Opposition to women's rights extends beyond the Islamists as well. When khula divorce passed in 2000, the head of the largest secular party, the Wafd, called it a "crime against Egyptian society." This past March, the Wafd party's newspaper published a lengthy attack on women's rights laws, such as those allowing women to obtain passports and travel abroad without the permission of their fathers or husbands.
The United States has a role to play, mainly by encouraging a rapid transition to a fully empowered civilian government and conditioning continued aid to the military on its withdrawal from politics. But if the newly elected government restricts women's rights, Washington would be wise to avoid advocating particular outcomes. Such intervention would likely backfire, strengthening the argument of social conservatives and Islamists that the West is attempting to impose its own social norms.
Egyptian women's activists and their international supporters understand this well. A project manager for an international NGO in Cairo described to me how international donors agreed not to put their logos on materials for campaigns against female genital mutilation in Egyptian villages, lest they lend credence to the widespread presumption that the project is a Western effort to encourage female promiscuity.

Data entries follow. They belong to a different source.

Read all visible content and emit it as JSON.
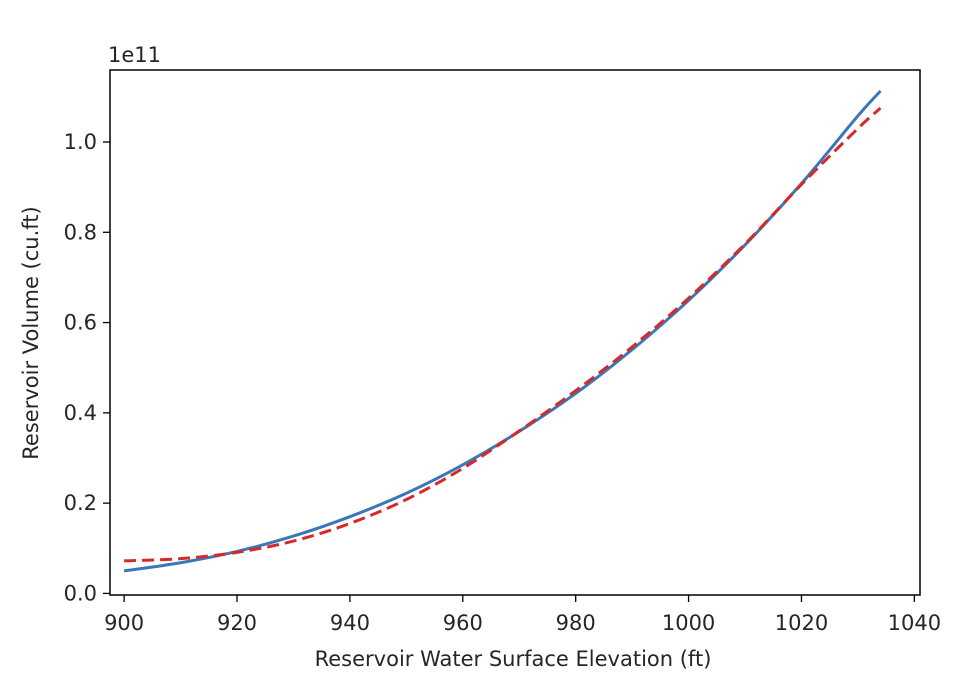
{
  "chart_data": {
    "type": "line",
    "xlabel": "Reservoir Water Surface Elevation (ft)",
    "ylabel": "Reservoir Volume (cu.ft)",
    "y_offset_text": "1e11",
    "xlim": [
      897.5,
      1041
    ],
    "ylim": [
      -0.0035,
      1.1595
    ],
    "xticks": [
      900,
      920,
      940,
      960,
      980,
      1000,
      1020,
      1040
    ],
    "xtick_labels": [
      "900",
      "920",
      "940",
      "960",
      "980",
      "1000",
      "1020",
      "1040"
    ],
    "yticks": [
      0.0,
      0.2,
      0.4,
      0.6,
      0.8,
      1.0
    ],
    "ytick_labels": [
      "0.0",
      "0.2",
      "0.4",
      "0.6",
      "0.8",
      "1.0"
    ],
    "grid": false,
    "series": [
      {
        "style": "solid",
        "color": "#3a77b8",
        "x": [
          900,
          910,
          920,
          930,
          940,
          950,
          960,
          970,
          980,
          990,
          1000,
          1010,
          1020,
          1030,
          1034
        ],
        "y": [
          0.05,
          0.068,
          0.093,
          0.127,
          0.17,
          0.222,
          0.285,
          0.359,
          0.443,
          0.54,
          0.649,
          0.772,
          0.908,
          1.058,
          1.113
        ]
      },
      {
        "style": "dashed",
        "color": "#d42a2a",
        "x": [
          900,
          910,
          920,
          930,
          940,
          950,
          960,
          970,
          980,
          990,
          1000,
          1010,
          1020,
          1030,
          1034
        ],
        "y": [
          0.072,
          0.077,
          0.091,
          0.116,
          0.155,
          0.208,
          0.277,
          0.36,
          0.449,
          0.546,
          0.654,
          0.774,
          0.906,
          1.03,
          1.075
        ]
      }
    ]
  }
}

In addition, Washington should oppose the army's attempts to limit civil society groups' freedom of operation. Existing human rights organizations, and new ones that may emerge, are ultimately best positioned to protect women's rights in the new Egypt. The actions of the 10,000 female protesters that took to the streets this week against military abuse of women -- and the commitment of the men that formed a protective cordon around them -- demonstrated the bravery and determination of civil society advocates, who are ultimately best positioned to protect women's rights in the new Egypt.